Mais avons-nous d'autre choix? Dans l'indifférence totale, mon pays
a glissé vers le fascisme. Je suis horrifié. Ça s'est produit de
façon discrète, insidieuse. Des mots en ont remplacé d'autres. Des
allusions qui se dissimulent de moins en moins. Des critiques de plus
en plus violentes pour finir par l'agression physique et la mort de
jeunes hommes. La police n'a pas non plus arrangé les choses. Que
devais-je lui dire? Qu'elle allait se faire de nouveaux amis à
Toulouse? Et ensuite, qu'elle se fera d'autres amis à Barcelone?

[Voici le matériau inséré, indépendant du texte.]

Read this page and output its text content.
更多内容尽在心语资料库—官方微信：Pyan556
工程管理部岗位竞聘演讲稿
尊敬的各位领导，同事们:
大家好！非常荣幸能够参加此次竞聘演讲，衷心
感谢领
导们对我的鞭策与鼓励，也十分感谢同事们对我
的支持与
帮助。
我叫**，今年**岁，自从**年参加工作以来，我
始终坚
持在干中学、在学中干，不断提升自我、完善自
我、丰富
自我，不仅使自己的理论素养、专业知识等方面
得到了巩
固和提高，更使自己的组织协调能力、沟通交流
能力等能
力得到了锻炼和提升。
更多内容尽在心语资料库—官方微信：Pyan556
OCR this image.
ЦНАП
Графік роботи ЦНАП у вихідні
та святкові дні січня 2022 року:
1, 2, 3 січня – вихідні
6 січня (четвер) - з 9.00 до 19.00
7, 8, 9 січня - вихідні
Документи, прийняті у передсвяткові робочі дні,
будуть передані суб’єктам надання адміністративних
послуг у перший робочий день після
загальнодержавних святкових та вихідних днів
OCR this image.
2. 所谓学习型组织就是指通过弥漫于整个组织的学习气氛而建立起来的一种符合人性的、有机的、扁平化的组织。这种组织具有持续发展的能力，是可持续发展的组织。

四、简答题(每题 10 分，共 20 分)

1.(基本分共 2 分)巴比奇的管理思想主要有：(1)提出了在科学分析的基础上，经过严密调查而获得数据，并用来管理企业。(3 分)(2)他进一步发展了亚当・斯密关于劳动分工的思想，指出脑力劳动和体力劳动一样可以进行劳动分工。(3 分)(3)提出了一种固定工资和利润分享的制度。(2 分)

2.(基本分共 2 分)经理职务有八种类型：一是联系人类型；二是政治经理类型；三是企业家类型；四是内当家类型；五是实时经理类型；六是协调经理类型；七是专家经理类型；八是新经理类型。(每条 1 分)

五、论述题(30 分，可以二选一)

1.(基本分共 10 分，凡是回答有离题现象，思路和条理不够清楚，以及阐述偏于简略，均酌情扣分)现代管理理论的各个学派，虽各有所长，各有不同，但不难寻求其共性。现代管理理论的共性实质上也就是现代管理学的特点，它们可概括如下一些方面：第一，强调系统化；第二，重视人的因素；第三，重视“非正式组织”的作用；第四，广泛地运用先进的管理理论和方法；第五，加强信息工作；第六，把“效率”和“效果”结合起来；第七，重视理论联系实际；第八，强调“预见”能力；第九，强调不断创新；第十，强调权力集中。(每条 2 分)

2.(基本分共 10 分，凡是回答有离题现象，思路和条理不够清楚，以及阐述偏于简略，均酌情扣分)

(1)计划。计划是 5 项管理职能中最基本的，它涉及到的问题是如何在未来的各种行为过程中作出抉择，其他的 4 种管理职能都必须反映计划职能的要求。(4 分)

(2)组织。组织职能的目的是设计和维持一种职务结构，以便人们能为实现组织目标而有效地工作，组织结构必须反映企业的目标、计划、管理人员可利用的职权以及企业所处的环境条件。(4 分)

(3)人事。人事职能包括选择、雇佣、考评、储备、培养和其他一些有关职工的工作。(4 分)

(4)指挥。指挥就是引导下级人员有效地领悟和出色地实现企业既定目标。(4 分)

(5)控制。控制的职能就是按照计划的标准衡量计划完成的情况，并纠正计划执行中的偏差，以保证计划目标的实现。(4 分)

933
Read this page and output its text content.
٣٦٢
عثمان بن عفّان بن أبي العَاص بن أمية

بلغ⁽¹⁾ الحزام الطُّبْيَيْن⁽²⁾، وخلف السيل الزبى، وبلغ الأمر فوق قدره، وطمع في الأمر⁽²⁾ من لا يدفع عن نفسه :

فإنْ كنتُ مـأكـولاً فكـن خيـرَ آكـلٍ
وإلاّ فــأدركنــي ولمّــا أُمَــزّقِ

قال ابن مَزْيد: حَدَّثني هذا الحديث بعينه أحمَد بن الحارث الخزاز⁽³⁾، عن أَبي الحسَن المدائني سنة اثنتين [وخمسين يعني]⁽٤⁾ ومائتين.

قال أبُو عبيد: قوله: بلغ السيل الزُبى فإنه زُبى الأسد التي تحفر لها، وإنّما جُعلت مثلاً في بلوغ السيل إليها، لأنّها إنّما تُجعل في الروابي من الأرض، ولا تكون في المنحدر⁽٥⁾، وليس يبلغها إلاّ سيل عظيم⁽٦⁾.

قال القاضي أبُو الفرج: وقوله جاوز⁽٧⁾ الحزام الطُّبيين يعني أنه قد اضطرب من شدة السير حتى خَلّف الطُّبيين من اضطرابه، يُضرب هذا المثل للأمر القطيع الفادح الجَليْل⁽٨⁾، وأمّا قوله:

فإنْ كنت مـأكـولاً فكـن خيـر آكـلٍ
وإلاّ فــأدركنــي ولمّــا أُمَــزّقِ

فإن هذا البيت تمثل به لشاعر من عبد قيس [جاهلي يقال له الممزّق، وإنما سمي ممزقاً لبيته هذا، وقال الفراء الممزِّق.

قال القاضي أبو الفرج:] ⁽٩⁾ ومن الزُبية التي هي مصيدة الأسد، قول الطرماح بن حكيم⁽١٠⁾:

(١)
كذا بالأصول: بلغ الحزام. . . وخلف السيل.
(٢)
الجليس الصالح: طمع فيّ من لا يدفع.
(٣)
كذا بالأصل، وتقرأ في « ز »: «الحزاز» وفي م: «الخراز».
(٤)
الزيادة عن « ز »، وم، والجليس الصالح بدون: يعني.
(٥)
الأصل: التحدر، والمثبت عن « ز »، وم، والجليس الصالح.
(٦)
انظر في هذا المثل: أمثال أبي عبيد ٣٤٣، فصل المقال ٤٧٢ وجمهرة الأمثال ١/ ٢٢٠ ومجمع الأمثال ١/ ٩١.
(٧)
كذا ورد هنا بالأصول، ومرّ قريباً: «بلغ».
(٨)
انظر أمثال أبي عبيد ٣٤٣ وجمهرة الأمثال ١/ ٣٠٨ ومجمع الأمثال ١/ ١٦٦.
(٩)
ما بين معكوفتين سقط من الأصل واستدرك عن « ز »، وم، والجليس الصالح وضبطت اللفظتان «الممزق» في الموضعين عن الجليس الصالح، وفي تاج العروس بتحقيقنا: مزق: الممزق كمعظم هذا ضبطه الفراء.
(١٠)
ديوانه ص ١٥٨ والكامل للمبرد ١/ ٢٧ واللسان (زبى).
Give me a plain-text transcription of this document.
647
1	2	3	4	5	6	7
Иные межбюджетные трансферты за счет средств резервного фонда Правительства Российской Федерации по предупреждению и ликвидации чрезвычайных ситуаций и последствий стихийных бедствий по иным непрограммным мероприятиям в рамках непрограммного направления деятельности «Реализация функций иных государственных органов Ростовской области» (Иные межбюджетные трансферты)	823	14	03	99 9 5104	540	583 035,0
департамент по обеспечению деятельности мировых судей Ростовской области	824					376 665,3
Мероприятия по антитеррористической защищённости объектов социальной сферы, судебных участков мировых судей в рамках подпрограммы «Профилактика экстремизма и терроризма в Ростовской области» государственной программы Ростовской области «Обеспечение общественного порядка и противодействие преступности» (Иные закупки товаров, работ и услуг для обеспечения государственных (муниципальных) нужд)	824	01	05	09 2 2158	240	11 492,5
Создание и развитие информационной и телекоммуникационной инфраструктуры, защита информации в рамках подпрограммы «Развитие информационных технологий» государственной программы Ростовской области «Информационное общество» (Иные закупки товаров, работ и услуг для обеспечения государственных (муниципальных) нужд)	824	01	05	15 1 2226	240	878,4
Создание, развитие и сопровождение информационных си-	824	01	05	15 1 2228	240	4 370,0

Nous allons franchir une ligne imaginaire qui pourrait être celle
qui sépare la France libre de la France occupée. Mais la France
n'est-elle pas occupée par cet état d'esprit qui permet au racisme
de passer tranquillement? Qu'était-elle devenue cette France qui
voulait donner des leçons à tout le monde mais qui, en coulisse,
tentait de garder ses colonies? Quelle sera ensuite la prochaine
destination? Vers quel camp allons-nous dériver? Ils ne
s'appelleront plus Auschwitz, ou Dachau, bien sûr, mais lorsque l'on
est enfermé, fait-on vraiment la différence? Ces camps étaient
déjà une spécialité française avec les républicains espagnols
que l'on enfermait lorsqu'ils fuyaient le régime de Franco. A
Rivesaltes. Puis, il y eut Drancy. Ma femme me regarde, inquiète. Je
lui offre ce sourire pitoyable. Je ne peux que feindre maladroitement
l'aisance. Derrière, il y a mes parents et ma fille. Dans le coffre,
deux trois babioles. Rien qui ne puisse nous rapprocher de l'idée
d'un quelconque déménagement volontaire donc heureux. Cela fait
penser à un exode, quasiment dans le même esprit que celui de 41 où
sur les routes, des colonnes de miséreux se faisaient bombarder.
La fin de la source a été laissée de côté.